GSoC: improve nonlinear least squares in R

On GitHub I see the project

GSoC21-improveNLS

Efforts to improve the functioning of the R nls() function for nonlinear least squares estimation. This is part of the Google Summer of Code program for 2021.

The guts of the package is old FORTRAN and C code, and looking at the project write-up, it appears that neither the GSoC student or the original programmer completely understands how it works. Quoting the report RefactoringNLS:

As the nls() man page states, when the “port” algorithm is used with the trace argument TRUE, the
iterations display the objective function value which is 1/2 the sum of squares (or deviance). It is likely that the trace display is embedded in the Fortran of the nlminb routine that is called to execute the “port” algorithm, but the discrepancy is nonetheless unfortunate for users.

Issue: code structure
The nls() code is structured in a way that inhibits both maintenance and improvement. In particular, the iterative setup is such that introduction of Marquardt stabilization is not easily available.
To obtain performance, a lot of the code is in C with consequent calls and returns that complicate the code. Over time, R has become much more efficient on modern computers, and the need to use compiled C and Fortran is less critical. Moreover, the burden for maintenance could be much reduced by moving code entirely to R.

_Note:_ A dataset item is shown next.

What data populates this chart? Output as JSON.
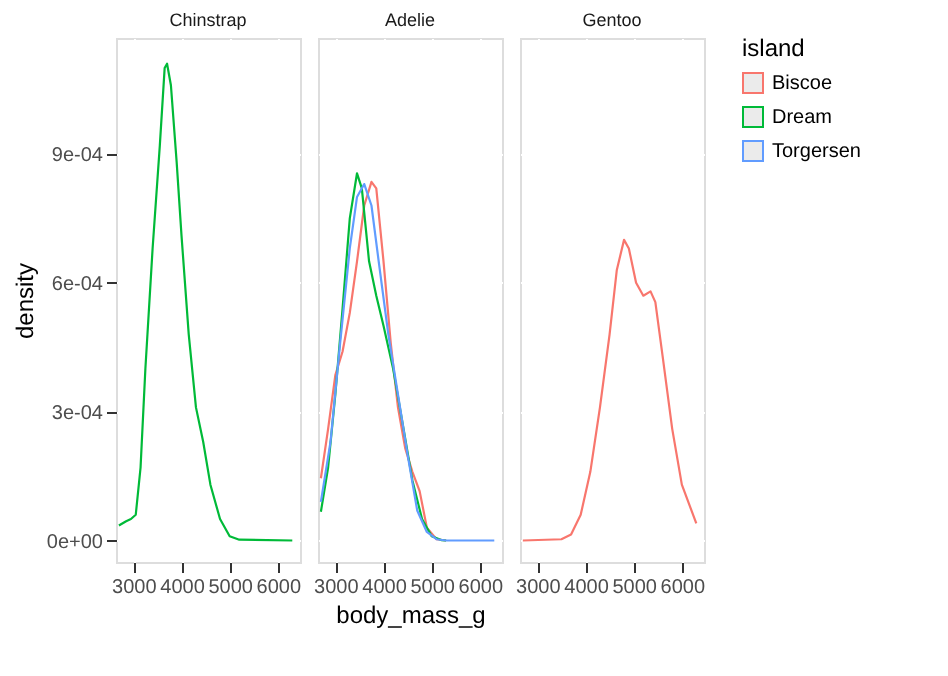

Issue: code documentation for maintenance
setPars() – explain weaknesses. Only used by profile.nls()
The paucity of documentation is exacerbated by the mixed R/C/Fortran code base.
Following is an email to John Nash from Doug Bates. This is NOT a criticism of Prof. Bates work, but reflection on how difficult it is to develop code in this subject area and to keep it maintainable. We have experienced similar loss of understanding for some of our own codes.

As stdlib matures maybe its code can be used not only directly in Fortran but in packages for Python and R.

Descriptions of GSoC R projects are here.

2 Likes

R’s many basic stats functions are written in F77 and seem difficult to read. Hopefully, someone will modernize them otherwise they probably would be replaced by C codes by the core members.